All Macintosh scripts support the use of the ASCII digits ($30-$39), and some
scripts provide an additional set of digits in an alternate numeral table. The Japanese
'itl4' resource contains the 2-byte Romaji digits; the Arabic 'itl4' resource, the
right-to-left digits; and the Thai 'itl4' resource, the Thai digits. Because only one
alternate numeral table is allowed per 'itl4' resource, you won't find in the Japanese
'itl4' resource the Chinese numerals used in the Japanese script. Unfortunately, not
all scripts that have multiple sets of digits define them in the 'itl4' resource; for
instance, the Chinese versions of System 7.1 don't make use of the alternate numeral
table but only support the ASCII digits.
THE NUMBERS CONTROL PANEL
The Numbers control panel (in System 7.1) lets users select the default number
format and define customized decimal and thousands separators, as well as the
currency symbol. In earlier systems, the International control panel (which was
shipped only with certain localized versions of system software) allowed the user to
select the default number format but didn't provide for customization. (See Figure
1.)
Figure 1The International and Numbers Control Panels
To correctly access the international resources and interpret their contents, it helps
to know how the control panels affect the resources. The behavior of the control panels
has changed significantly from system software versions 7.0 and 7.0.1 to version 7.1.
The International control panel in versions 7.0 and 7.0.1 lets the user select only the
language whose number formatting rules apply; it does not allow modification of the
rules. Selecting a language makes the corresponding region's 'itl0' resource the default
resource for its script, so that all its features take effect. The 'itl4' resources are not
affected.
The Numbers control panel in System 7.1 lets the user select a predefined regional
version or define a custom version of the number format. The first time the control
panel is opened after installing System 7.1, it creates a new 'itl0' resource in the
System file based on the predefined default 'itl0' resource of this version of system
software and makes this new resource the default for the system script. From then on
it keeps the user's format definition in this personalized 'itl0' resource, whether it's
selected from predefined formats or defined as a custom format. When the user selects
a different regional version, all items of that region's 'itl0' resource that are
represented in the control panel are copied into the personalized 'itl0' resource; other
features defined in the 'itl0' resource are ignored. This means that the decision, for
example, whether to show negative numbers with a minus sign or in parentheses is not
affected by the selection. The default selection of the 'itl4' resource isn't changed;
however, the default 'itl4' resource is modified to use the personalized 'itl0'
resource's decimal and thousands separators in its number parts table.

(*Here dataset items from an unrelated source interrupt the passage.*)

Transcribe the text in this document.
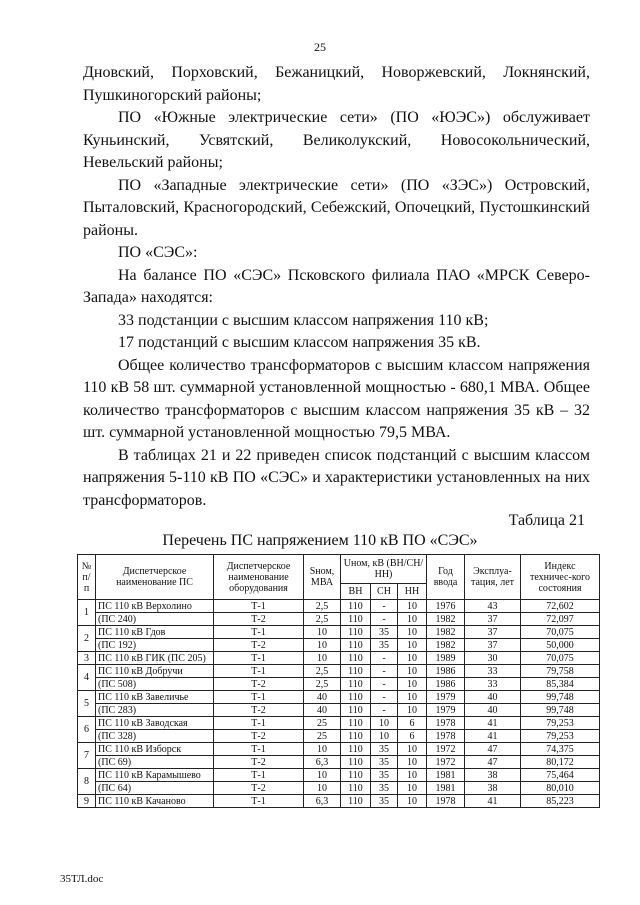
25

Дновский, Порховский, Бежаницкий, Новоржевский, Локнянский, Пушкиногорский районы;

ПО «Южные электрические сети» (ПО «ЮЭС») обслуживает Куньинский, Усвятский, Великолукский, Новосокольнический, Невельский районы;

ПО «Западные электрические сети» (ПО «ЗЭС») Островский, Пыталовский, Красногородский, Себежский, Опочецкий, Пустошкинский районы.

ПО «СЭС»:

На балансе ПО «СЭС» Псковского филиала ПАО «МРСК Северо-Запада» находятся:

33 подстанции с высшим классом напряжения 110 кВ;

17 подстанций с высшим классом напряжения 35 кВ.

Общее количество трансформаторов с высшим классом напряжения 110 кВ 58 шт. суммарной установленной мощностью - 680,1 МВА. Общее количество трансформаторов с высшим классом напряжения 35 кВ – 32 шт. суммарной установленной мощностью 79,5 МВА.

В таблицах 21 и 22 приведен список подстанций с высшим классом напряжения 5-110 кВ ПО «СЭС» и характеристики установленных на них трансформаторов.

Таблица 21
Перечень ПС напряжением 110 кВ ПО «СЭС»
№ п/п	Диспетчерское наименование ПС	Диспетчерское наименование оборудования	Sном, МВА	Uном, кВ (ВН/СН/НН)			Год ввода	Эксплуа-тация, лет	Индекс техничес-кого состояния
				ВН	СН	НН			
1	ПС 110 кВ Верхолино	Т-1	2,5	110	-	10	1976	43	72,602
	(ПС 240)	Т-2	2,5	110	-	10	1982	37	72,097
2	ПС 110 кВ Гдов	Т-1	10	110	35	10	1982	37	70,075
	(ПС 192)	Т-2	10	110	35	10	1982	37	50,000
3	ПС 110 кВ ГИК (ПС 205)	Т-1	10	110	-	10	1989	30	70,075
4	ПС 110 кВ Добручи	Т-1	2,5	110	-	10	1986	33	79,758
	(ПС 508)	Т-2	2,5	110	-	10	1986	33	85,384
5	ПС 110 кВ Завеличье	Т-1	40	110	-	10	1979	40	99,748
	(ПС 283)	Т-2	40	110	-	10	1979	40	99,748
6	ПС 110 кВ Заводская	Т-1	25	110	10	6	1978	41	79,253
	(ПС 328)	Т-2	25	110	10	6	1978	41	79,253
7	ПС 110 кВ Изборск	Т-1	10	110	35	10	1972	47	74,375
	(ПС 69)	Т-2	6,3	110	35	10	1972	47	80,172
8	ПС 110 кВ Карамышево	Т-1	10	110	35	10	1981	38	75,464
	(ПС 64)	Т-2	10	110	35	10	1981	38	80,010
9	ПС 110 кВ Качаново	Т-1	6,3	110	35	10	1978	41	85,223
35ТЛ.doc
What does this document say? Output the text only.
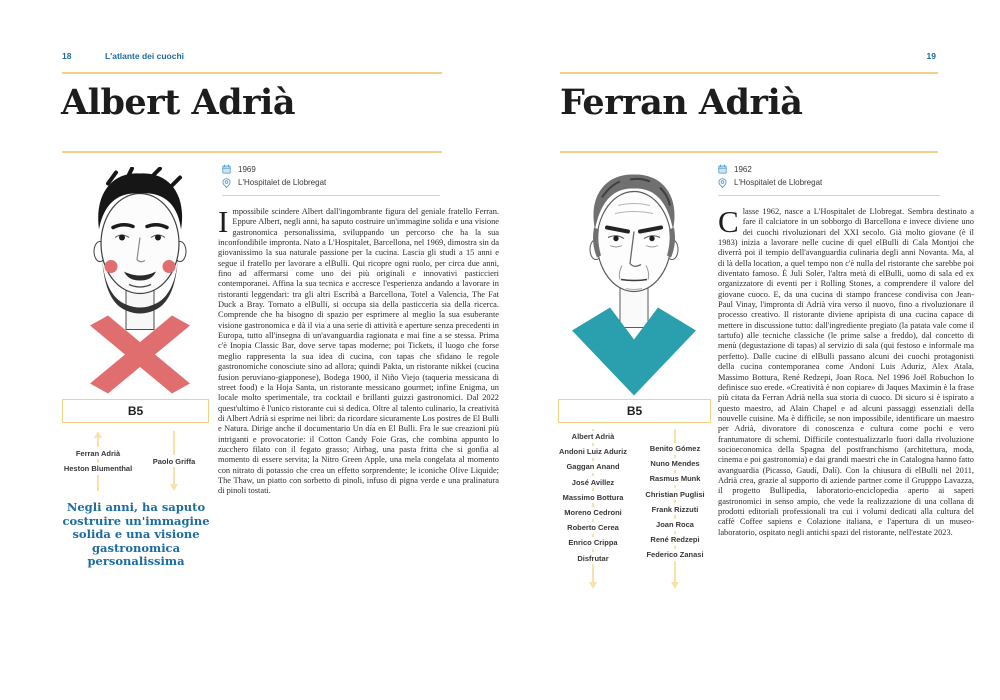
18	L'atlante dei cuochi
Albert Adrià
1969
L'Hospitalet de Llobregat
Impossibile scindere Albert dall'ingombrante figura del geniale fratello Ferran. Eppure Albert, negli anni, ha saputo costruire un'immagine solida e una visione gastronomica personalissima, sviluppando un percorso che ha la sua inconfondibile impronta. Nato a L'Hospitalet, Barcellona, nel 1969, dimostra sin da giovanissimo la sua naturale passione per la cucina. Lascia gli studi a 15 anni e segue il fratello per lavorare a elBulli. Qui ricopre ogni ruolo, per circa due anni, fino ad affermarsi come uno dei più originali e innovativi pasticcieri contemporanei. Affina la sua tecnica e accresce l'esperienza andando a lavorare in ristoranti leggendari: tra gli altri Escribà a Barcellona, Totel a Valencia, The Fat Duck a Bray. Tornato a elBulli, si occupa sia della pasticceria sia della ricerca. Comprende che ha bisogno di spazio per esprimere al meglio la sua esuberante visione gastronomica e dà il via a una serie di attività e aperture senza precedenti in Europa, tutto all'insegna di un'avanguardia ragionata e mai fine a se stessa. Prima c'è Inopia Classic Bar, dove serve tapas moderne; poi Tickets, il luogo che forse meglio rappresenta la sua idea di cucina, con tapas che sfidano le regole gastronomiche conosciute sino ad allora; quindi Pakta, un ristorante nikkei (cucina fusion peruviano-giapponese), Bodega 1900, il Niño Viejo (taqueria messicana di street food) e la Hoja Santa, un ristorante messicano gourmet; infine Enigma, un locale molto sperimentale, tra cocktail e brillanti guizzi gastronomici. Dal 2022 quest'ultimo è l'unico ristorante cui si dedica. Oltre al talento culinario, la creatività di Albert Adrià si esprime nei libri: da ricordare sicuramente Los postres de El Bulli e Natura. Dirige anche il documentario Un día en El Bulli. Fra le sue creazioni più intriganti e provocatorie: il Cotton Candy Foie Gras, che combina appunto lo zucchero filato con il fegato grasso; Airbag, una pasta fritta che si gonfia al momento di essere servita; la Nitro Green Apple, una mela congelata al momento con nitrato di potassio che crea un effetto sorprendente; le iconiche Olive Liquide; The Thaw, un piatto con sorbetto di pinoli, infuso di pigna verde e una pralinatura di pinoli tostati.
B5
Ferran Adrià
Heston Blumenthal
Paolo Griffa

Negli anni, ha saputo costruire un'immagine solida e una visione gastronomica personalissima

19
Ferran Adrià
1962
L'Hospitalet de Llobregat
Classe 1962, nasce a L'Hospitalet de Llobregat. Sembra destinato a fare il calciatore in un sobborgo di Barcellona e invece diviene uno dei cuochi rivoluzionari del XXI secolo. Già molto giovane (è il 1983) inizia a lavorare nelle cucine di quel elBulli di Cala Montjoi che diverrà poi il tempio dell'avanguardia culinaria degli anni Novanta. Ma, al di là della location, a quel tempo non c'è nulla del ristorante che sarebbe poi diventato famoso. È Juli Soler, l'altra metà di elBulli, uomo di sala ed ex organizzatore di eventi per i Rolling Stones, a comprendere il valore del giovane cuoco. E, da una cucina di stampo francese condivisa con Jean-Paul Vinay, l'impronta di Adrià vira verso il nuovo, fino a rivoluzionare il processo creativo. Il ristorante diviene apripista di una cucina capace di mettere in discussione tutto: dall'ingrediente pregiato (la patata vale come il tartufo) alle tecniche classiche (le prime salse a freddo), dal concetto di menù (degustazione di tapas) al servizio di sala (qui festoso e informale ma perfetto). Dalle cucine di elBulli passano alcuni dei cuochi protagonisti della cucina contemporanea come Andoni Luis Aduriz, Alex Atala, Massimo Bottura, René Redzepi, Joan Roca. Nel 1996 Joël Robuchon lo definisce suo erede. «Creatività è non copiare» di Jaques Maximin è la frase più citata da Ferran Adrià nella sua storia di cuoco. Di sicuro si è ispirato a questo maestro, ad Alain Chapel e ad alcuni passaggi essenziali della nouvelle cuisine. Ma è difficile, se non impossibile, identificare un maestro per Adrià, divoratore di conoscenza e cultura come pochi e vero frantumatore di schemi. Difficile contestualizzarlo fuori dalla rivoluzione socioeconomica della Spagna del postfranchismo (architettura, moda, cinema e poi gastronomia) e dai grandi maestri che in Catalogna hanno fatto avanguardia (Picasso, Gaudí, Dalí). Con la chiusura di elBulli nel 2011, Adrià crea, grazie al supporto di aziende partner come il Grupppo Lavazza, il progetto Bullipedia, laboratorio-enciclopedia aperto ai saperi gastronomici in senso ampio, che vede la realizzazione di una collana di prodotti editoriali professionali tra cui i volumi dedicati alla cultura del caffè Coffee sapiens e Colazione italiana, e l'apertura di un museo-laboratorio, ospitato negli antichi spazi del ristorante, nell'estate 2023.
B5
Albert Adrià
Andoni Luiz Aduriz
Gaggan Anand
José Avillez
Massimo Bottura
Moreno Cedroni
Roberto Cerea
Enrico Crippa
Disfrutar
Benito Gómez
Nuno Mendes
Rasmus Munk
Christian Puglisi
Frank Rizzuti
Joan Roca
René Redzepi
Federico Zanasi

There's one problem with the Numbers control panel that you have to be aware of: it
doesn't impose any constraints on the selections for the decimal and thousands
separators, other than not allowing the user to enter 2-byte characters. The user can,
for example, select a digit, the minus sign, no character at all, or a character that
conflicts with the inner workings of the Text Utilities routines for interpreting
format specifications. To make sure that your application functions correctly, you
have to check whether the separators make sense before using them.
The sample code discussed in this article assumes that you don't check for changes of
the resources while your application is running, so it gets all necessary information
at launch time and caches it. This way, changes made with the control panel will not
be immediately reflected in your application, but you also avoid the problem of
inconsistent updates. This problem can arise if you always use the most current
information, and the user changes, say, the decimal separator while your application
is displaying numbers in a window; in this case, it could happen that after redrawing a
part of your window you display one decimal separator in the updated region and
another one in the rest of the window.